Dr. Janata and his team want to get a grip on precisely this treatment dilemma. For invasive resuscitation procedures using a heart-lung machine relieve the heart during resuscitation and thus allow the use of lower temperatures. However, the best temperature scheme is not yet known and the project will settle this.

Therapeutic cocktail "on the rocks"

Hypothermia influences a great many physiological processes, which is one of the challenges involved. These include programmed cell death (apoptosis), immune responses, and damage to nerve cells (excitotoxicity), as well as oxidative cellular stress. The processes affected are actually so complex that it would be difficult to identify any one single pharmaceutical therapy that could have just as comprehensive and positive an effect as hypothermia does. Dr. Janata comments: "Hypothermia is like a cocktail of various medications. That makes it very difficult to study its effect or determine the best practices for treatment." Due to this complexity, a significant part of the work begun recently by his team consists of setting up a suitable multi-tier model that permits analysis of various treatment regimens.

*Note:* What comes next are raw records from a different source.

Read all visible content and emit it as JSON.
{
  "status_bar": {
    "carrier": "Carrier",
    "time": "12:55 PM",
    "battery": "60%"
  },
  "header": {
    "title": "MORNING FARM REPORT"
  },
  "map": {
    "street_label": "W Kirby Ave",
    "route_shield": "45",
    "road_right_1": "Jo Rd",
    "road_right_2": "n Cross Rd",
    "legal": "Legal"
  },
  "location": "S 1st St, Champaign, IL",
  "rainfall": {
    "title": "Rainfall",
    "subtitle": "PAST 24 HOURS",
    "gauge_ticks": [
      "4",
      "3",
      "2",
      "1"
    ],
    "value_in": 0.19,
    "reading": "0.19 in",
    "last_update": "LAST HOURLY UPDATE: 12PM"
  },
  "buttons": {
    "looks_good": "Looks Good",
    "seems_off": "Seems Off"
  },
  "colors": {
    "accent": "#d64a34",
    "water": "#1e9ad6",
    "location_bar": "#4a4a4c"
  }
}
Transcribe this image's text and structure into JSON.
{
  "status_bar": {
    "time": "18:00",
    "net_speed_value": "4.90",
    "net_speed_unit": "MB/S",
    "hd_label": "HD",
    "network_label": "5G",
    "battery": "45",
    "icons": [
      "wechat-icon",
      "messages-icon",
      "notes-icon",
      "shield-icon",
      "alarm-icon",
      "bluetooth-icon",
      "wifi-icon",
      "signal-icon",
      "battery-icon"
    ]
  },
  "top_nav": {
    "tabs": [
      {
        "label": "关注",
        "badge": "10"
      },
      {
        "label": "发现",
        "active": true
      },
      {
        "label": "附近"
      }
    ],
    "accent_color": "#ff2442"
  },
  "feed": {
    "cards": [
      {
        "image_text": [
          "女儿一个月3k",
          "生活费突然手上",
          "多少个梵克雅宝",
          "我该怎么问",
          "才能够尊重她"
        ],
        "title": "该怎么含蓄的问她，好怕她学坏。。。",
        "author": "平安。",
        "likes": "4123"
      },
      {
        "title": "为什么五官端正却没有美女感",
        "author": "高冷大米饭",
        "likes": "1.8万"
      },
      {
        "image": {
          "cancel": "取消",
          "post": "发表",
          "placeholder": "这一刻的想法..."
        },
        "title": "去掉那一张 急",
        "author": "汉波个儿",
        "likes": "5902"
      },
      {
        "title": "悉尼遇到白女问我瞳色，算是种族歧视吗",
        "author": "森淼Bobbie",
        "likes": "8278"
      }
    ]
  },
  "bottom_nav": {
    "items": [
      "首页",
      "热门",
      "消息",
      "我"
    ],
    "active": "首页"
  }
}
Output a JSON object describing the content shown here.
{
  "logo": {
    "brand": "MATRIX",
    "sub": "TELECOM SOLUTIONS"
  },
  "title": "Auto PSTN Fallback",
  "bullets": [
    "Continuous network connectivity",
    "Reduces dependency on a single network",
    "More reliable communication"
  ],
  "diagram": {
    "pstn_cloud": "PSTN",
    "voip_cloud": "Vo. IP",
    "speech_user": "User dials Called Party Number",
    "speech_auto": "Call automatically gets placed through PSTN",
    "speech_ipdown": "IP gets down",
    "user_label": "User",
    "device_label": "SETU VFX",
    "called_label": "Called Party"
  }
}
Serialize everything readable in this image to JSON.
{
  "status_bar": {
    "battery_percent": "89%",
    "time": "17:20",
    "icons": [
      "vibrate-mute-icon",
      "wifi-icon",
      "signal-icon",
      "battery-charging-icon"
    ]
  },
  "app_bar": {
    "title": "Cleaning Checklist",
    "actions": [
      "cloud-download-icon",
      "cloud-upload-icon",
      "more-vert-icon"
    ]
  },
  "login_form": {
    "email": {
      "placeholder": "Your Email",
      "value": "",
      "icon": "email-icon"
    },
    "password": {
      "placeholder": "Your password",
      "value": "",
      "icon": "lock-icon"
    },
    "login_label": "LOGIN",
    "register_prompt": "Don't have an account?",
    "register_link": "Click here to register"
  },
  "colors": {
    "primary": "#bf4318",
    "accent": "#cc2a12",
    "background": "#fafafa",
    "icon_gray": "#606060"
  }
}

In fact, the team had already managed to develop models for ventricular fibrillations and invasive resuscitation some time ago. The project will now include developing neuro-behavioural tests for this model. These tests will be carried out following an induced circulatory arrest and permit the consequences of treatments with varying degrees of hypothermia during invasive resuscitative procedures to be compared. The results of this project, which is supported by the FWF, will then offer a basis for best-practices treatment in cases of sudden cardiac arrest – a medical problem that has exhibited frighteningly low survival rates, despite its frequent occurrence.